Кафе находилось на взгорке, и отсюда были видны улочки, спускающиеся к реке, и домики с плоскими крышами на них, создающие на этих улочках своеобразные уступы, издали кажущиеся черепичными лестницами. Дворики если и были, то такие маленькие, что пространство их скрадывало, и казалось, что с одной крыши можно запросто перешагнуть на другую.
Курбан попросил официанта принести всем шашлык, салат, обязательно зелень в пучках и свежего апельсинового сока, а на десерт заказал небольшой торт-мороженое, которое они долго не могли одолеть, сытые и разомлевшие от жары.
– Ну, вот и всё, – заявил Курбан, откинувшись на пластиковом стуле и вытянув далеко перед собой ноги в джинсовых брюках, – Славненько мы сегодня погуляли. Пора домой. Жалко одно – как ни старайся теперь в поедании накупленных продуктов, а раньше, чем через неделю-полторы, отец нас не отпустит. А может, ты постараешься, Айша, и будешь удваивать, утраивать компоненты, может, так даже вкуснее будет, тогда снова поедем за покупками?.. А то в доме ты даже свежего воздуха не видишь, словно в настоящей тюрьме.

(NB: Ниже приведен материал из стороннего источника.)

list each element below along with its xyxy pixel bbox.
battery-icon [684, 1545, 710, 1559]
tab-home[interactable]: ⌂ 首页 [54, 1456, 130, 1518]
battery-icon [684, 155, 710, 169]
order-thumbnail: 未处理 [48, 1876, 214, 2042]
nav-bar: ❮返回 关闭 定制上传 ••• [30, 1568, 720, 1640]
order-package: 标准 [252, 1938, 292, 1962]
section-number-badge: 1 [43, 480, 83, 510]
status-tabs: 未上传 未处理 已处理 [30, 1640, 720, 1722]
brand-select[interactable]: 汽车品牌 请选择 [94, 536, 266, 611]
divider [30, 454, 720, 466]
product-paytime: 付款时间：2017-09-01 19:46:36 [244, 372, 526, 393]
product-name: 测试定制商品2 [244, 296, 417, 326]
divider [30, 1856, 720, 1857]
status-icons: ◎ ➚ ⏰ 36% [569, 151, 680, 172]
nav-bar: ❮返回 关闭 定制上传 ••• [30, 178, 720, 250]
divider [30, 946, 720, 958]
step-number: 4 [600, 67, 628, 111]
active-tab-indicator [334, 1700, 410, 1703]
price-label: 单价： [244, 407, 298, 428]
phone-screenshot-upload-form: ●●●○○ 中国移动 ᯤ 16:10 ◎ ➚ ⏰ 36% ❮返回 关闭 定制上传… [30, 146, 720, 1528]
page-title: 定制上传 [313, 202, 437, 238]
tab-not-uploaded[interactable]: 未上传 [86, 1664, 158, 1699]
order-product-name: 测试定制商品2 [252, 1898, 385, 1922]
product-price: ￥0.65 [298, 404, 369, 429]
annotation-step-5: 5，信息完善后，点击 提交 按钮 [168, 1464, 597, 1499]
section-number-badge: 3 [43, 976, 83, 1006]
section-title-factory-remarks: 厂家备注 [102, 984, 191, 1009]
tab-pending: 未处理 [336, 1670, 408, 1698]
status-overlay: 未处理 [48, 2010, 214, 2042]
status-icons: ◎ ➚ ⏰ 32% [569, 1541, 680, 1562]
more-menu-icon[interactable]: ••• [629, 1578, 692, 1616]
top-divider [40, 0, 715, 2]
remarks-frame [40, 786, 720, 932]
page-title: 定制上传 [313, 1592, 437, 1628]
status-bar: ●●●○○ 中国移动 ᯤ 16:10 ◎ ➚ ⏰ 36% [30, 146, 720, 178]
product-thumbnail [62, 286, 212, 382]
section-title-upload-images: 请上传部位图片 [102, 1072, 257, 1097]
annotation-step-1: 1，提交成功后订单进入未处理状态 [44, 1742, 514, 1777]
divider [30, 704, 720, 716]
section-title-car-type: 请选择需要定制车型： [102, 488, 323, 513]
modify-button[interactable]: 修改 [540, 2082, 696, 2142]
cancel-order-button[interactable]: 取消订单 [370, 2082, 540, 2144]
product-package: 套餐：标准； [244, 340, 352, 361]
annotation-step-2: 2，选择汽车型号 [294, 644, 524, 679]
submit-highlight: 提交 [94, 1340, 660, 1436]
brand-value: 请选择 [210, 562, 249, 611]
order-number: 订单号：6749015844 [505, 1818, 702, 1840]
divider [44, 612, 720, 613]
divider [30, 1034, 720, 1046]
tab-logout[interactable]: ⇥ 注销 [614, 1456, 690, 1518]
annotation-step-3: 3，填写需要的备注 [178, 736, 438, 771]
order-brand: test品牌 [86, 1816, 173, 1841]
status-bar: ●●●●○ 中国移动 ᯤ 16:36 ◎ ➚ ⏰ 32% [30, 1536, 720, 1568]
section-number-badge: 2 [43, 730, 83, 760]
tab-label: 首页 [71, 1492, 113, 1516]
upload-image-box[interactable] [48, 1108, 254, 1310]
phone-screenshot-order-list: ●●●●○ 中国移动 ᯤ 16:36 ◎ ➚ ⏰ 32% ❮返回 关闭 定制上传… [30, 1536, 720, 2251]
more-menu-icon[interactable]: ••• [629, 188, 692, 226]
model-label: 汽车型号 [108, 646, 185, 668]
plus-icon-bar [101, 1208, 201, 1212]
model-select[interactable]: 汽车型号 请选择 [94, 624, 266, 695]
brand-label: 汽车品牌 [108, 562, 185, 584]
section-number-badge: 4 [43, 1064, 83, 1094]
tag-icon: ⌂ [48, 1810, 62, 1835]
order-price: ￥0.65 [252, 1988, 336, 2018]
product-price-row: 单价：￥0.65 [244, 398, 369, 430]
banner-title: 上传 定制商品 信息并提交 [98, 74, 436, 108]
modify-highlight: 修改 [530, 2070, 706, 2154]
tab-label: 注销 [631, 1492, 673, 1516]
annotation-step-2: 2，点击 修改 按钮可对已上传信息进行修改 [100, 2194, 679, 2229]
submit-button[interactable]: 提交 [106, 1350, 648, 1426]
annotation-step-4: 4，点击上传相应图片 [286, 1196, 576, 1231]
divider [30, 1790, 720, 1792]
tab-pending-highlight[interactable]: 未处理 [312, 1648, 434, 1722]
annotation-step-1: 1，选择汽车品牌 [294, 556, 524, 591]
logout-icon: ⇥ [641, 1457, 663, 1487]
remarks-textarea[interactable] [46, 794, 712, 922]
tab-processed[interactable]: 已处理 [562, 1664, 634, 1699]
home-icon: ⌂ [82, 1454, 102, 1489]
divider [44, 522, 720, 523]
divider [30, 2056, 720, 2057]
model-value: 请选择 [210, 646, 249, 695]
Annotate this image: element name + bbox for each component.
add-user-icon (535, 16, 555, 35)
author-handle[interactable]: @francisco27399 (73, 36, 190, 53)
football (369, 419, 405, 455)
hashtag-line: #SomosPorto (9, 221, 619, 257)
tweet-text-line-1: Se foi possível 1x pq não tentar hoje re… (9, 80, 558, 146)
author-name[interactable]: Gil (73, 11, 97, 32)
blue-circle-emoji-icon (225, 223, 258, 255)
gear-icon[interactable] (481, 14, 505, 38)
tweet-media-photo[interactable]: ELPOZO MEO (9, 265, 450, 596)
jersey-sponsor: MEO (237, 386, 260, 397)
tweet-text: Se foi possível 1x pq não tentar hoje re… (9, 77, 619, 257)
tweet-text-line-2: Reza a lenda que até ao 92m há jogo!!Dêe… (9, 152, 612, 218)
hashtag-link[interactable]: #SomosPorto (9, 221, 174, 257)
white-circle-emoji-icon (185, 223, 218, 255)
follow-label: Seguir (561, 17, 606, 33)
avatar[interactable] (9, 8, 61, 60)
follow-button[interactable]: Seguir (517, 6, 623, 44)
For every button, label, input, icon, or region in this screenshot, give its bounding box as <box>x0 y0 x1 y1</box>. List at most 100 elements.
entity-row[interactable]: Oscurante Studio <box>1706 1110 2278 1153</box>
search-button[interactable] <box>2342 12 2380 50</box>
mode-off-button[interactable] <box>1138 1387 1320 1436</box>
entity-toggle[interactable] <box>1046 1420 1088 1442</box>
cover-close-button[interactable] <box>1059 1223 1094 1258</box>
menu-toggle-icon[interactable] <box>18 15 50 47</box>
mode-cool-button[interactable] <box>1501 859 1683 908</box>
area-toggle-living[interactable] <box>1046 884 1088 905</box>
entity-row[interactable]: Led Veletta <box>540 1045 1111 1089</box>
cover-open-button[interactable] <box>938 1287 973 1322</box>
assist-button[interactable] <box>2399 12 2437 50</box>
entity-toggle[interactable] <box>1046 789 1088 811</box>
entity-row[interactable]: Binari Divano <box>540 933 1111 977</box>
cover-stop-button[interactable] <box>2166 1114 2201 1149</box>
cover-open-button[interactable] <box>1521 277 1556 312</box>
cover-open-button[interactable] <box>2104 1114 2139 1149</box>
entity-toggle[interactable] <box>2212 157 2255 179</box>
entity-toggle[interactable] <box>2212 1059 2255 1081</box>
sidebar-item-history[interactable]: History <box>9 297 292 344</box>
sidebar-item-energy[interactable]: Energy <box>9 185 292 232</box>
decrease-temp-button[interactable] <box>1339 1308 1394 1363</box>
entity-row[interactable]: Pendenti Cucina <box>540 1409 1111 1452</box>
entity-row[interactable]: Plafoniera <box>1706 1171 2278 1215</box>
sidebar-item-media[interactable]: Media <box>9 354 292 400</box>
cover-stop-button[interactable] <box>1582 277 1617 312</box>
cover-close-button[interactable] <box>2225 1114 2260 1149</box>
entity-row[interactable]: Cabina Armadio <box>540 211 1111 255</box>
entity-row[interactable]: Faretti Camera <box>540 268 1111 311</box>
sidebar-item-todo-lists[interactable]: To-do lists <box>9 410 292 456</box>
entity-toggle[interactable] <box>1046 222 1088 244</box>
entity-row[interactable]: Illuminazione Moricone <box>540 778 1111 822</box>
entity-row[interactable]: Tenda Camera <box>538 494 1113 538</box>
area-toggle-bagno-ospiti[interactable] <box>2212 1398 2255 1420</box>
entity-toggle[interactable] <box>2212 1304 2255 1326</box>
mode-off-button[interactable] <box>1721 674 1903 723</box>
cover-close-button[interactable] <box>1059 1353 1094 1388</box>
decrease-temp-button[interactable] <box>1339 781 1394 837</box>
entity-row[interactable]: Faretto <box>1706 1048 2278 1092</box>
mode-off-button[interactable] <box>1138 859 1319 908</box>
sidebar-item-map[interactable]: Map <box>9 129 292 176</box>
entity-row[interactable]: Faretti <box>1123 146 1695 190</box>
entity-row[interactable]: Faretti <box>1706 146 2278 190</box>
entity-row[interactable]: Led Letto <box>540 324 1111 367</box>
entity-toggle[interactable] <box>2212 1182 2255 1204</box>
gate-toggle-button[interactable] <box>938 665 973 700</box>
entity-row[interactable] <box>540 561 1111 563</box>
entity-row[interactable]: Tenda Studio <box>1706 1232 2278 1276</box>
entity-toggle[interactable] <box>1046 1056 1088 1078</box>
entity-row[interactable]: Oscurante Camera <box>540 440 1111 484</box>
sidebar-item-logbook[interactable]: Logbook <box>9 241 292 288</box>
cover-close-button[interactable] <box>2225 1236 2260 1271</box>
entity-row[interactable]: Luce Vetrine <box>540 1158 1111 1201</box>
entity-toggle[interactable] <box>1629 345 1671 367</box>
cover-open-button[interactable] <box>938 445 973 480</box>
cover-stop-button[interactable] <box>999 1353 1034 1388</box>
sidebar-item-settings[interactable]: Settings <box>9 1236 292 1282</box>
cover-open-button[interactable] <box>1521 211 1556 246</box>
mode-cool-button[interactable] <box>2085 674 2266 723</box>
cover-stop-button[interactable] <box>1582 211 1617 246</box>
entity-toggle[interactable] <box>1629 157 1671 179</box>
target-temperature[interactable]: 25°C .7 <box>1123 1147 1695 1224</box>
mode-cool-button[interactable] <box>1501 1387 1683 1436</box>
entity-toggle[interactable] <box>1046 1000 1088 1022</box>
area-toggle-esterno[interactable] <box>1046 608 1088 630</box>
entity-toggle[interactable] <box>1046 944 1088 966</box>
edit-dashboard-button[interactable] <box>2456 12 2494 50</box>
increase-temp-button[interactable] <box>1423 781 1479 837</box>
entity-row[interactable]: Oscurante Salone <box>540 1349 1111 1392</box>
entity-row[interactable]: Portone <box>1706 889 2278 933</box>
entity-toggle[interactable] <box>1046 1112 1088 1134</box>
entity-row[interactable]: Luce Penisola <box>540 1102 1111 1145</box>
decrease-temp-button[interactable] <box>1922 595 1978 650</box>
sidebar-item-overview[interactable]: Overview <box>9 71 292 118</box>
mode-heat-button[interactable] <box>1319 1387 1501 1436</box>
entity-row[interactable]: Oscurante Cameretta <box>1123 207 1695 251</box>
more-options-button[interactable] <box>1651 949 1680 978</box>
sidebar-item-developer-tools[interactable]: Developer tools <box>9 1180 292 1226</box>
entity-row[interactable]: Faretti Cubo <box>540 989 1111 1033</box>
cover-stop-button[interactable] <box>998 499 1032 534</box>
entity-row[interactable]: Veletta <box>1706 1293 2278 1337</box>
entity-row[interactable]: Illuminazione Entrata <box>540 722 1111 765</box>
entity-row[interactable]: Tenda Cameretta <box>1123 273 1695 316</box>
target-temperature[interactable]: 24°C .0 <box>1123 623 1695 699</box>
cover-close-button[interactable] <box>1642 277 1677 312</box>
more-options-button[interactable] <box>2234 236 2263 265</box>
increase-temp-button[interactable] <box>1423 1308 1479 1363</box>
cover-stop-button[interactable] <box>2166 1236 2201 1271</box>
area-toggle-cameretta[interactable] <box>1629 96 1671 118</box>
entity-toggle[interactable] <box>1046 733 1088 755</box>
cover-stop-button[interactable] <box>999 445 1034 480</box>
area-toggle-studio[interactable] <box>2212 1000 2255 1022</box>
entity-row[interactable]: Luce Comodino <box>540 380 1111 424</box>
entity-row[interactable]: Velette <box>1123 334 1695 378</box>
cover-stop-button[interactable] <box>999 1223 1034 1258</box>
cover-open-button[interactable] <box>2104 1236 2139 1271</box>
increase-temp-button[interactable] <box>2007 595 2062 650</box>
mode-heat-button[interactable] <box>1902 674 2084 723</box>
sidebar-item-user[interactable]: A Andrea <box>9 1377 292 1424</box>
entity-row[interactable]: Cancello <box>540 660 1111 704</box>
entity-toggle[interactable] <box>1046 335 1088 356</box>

– Почему «словно»? – спросила Эдже. – Она на самом деле в тюрьме. Мансур приказал, чтобы в кухню никто не входил, пока она готовит, а выйдет оттуда – чтобы я сразу её отводила наверх, и выходить без меня она не должна. Только за водой и вожу её иногда, чтобы вдохнула чистого воздуха да белый свет увидела. Чем же не тюрьма – тюрьма и есть, – окончательно констатировала она.
– Что ж, будем стараться как-то облегчить её положение заложницы, – Курбан очень грустно посмотрел на Айшу, произнося эту фразу, а потом резко встал и, объявив, что надо захватить еды для Хассама, пошёл к буфетной стойке.
Возвращались к ожидавшему возле машины Хассаму медленно, негромко переговариваясь, всё ещё усталые, но сытые и умиротворённые.
– Ну наконец-то, – пробурчал Хассам, когда они подошли к машине и вручили ему лаваш, на котором лежал шашлык и зелень. – Я уж думал, что продукты протухнут на жаре, пока вы будете разгуливать. Опять экскурсию устраивали?
– Ты ешь спокойно, не раздражайся, – строго сказала шофёру Эдже. – По-моему, ты должен привыкнуть ждать да догонять. Мансура ты подольше ожидаешь и не бурчишь, – при этих словах Эдже обиженно поджала губы.
– То Мансур, а то простая девчонка-заложница. Не пойму, что вы с ней носитесь, как с писаной торбой? – ворчал Хассам, торопливо расправляясь с шашлыком.
– А нас ты уже за людей не считаешь? Мы с Курбаном что, не можем и в кафе зайти поесть? А если мы девушку с собой взяли, то её голодной оставлять или заставить стоять и смотреть, как мы едим? Сам же уговаривал меня быть добрее к ней, пока сюда ехали, а теперь сам злорадствуешь? Попей водички, и поехали, нечего бурчать как старый дед. Ты поэтому и не женат до сих пор, а ведь уже за сорок, наверное. Загрызёшь любую придирками, вот они и боятся идти за тебя.
– Хотел бы – давно женился бы, – решительно отрезал Хассам. – Не хочу, вот и не женюсь. Поехали.
Курбан после этих слов притих и за обратный путь не проронил ни слова. Айша с Эдже устало смотрели в окна, каждая в своё, и тоже не переговаривались. Даже дорога показалась Айше короткой, видимо, потому, что теперь была ей знакомой.
Курбан же, улучив минутку, когда открывал ей дверцу, взял её за руку и крепко сжал пальцы, не проронив при этом ни слова, а потом, тут же отпустив, пожелал удачи и ушёл в свою комнату.
8. Глава 8
Вечером, услышав, что Айша вернулась из кухни, Курбан включил музыку на всю громкость, что некоторое время назад стало для них своеобразным условным знаком, означающим приглашение на свидание к заветному потайному окошку. Ради конспирации он уже замаскировал окошко на своём потолке плакатом с изображением отчаянного байкера, закрепив клеем с одного края и двумя липучками с противоположного. Теперь, когда Курбан открывал маскировку с окошка, половина его комнаты со стороны двери выпадала из поля зрения Айши.